Since the beginning of the invasion of Ukraine, the Russian military has targeted not only Western arms caches inside Ukraine but also inbound shipments arriving in the country. At the beginning of the war, Russia targeted Ukraine's national rail network for this purpose.
While there is much talk and anticipation of the delivery of Patriot missile systems to Ukraine, the plan has not yet been approved by either Defense Secretary Lloyd Austin or President Biden. Approval of the deal could potentially come as soon as next week, but Ukrainian troops would have to undergo extensive training at a U.S. Army base in Germany to learn how to use the systems before the missiles could be delivered to Ukraine, which could take months.

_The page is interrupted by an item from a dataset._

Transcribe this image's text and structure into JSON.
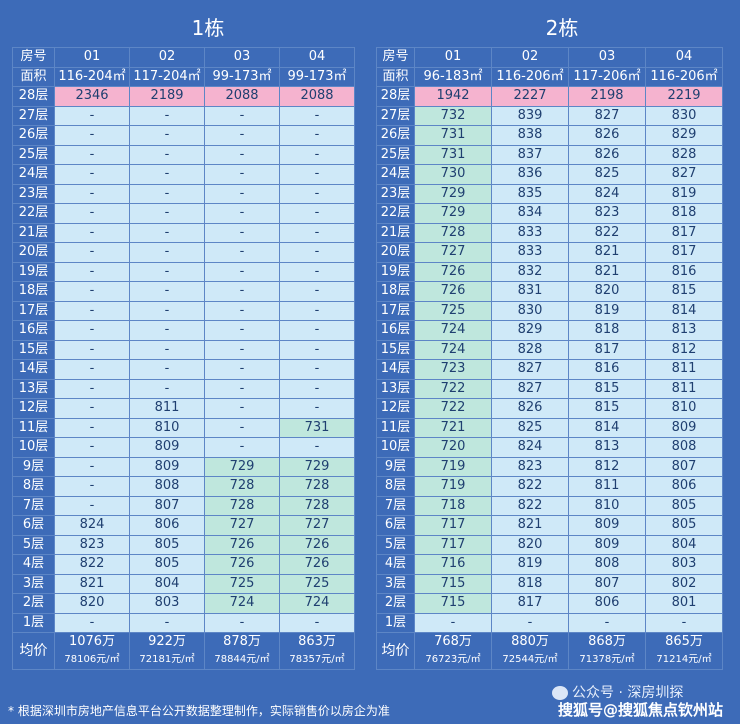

Concerns have been growing that Ukraine will use the long-range Patriot missile systems to launch attacks inside Russian territory. However, the range of the missiles is determined by the type of munition used, which would allow the Pentagon to limit the air-defense systems' range.
Regardless of the munitions supplied with the missile systems, if the plan is even approved, the Kremlin sees the potential move as an escalation. Ukraine will most likely be facing a new onslaught of missile and drone strikes in retaliation by Moscow.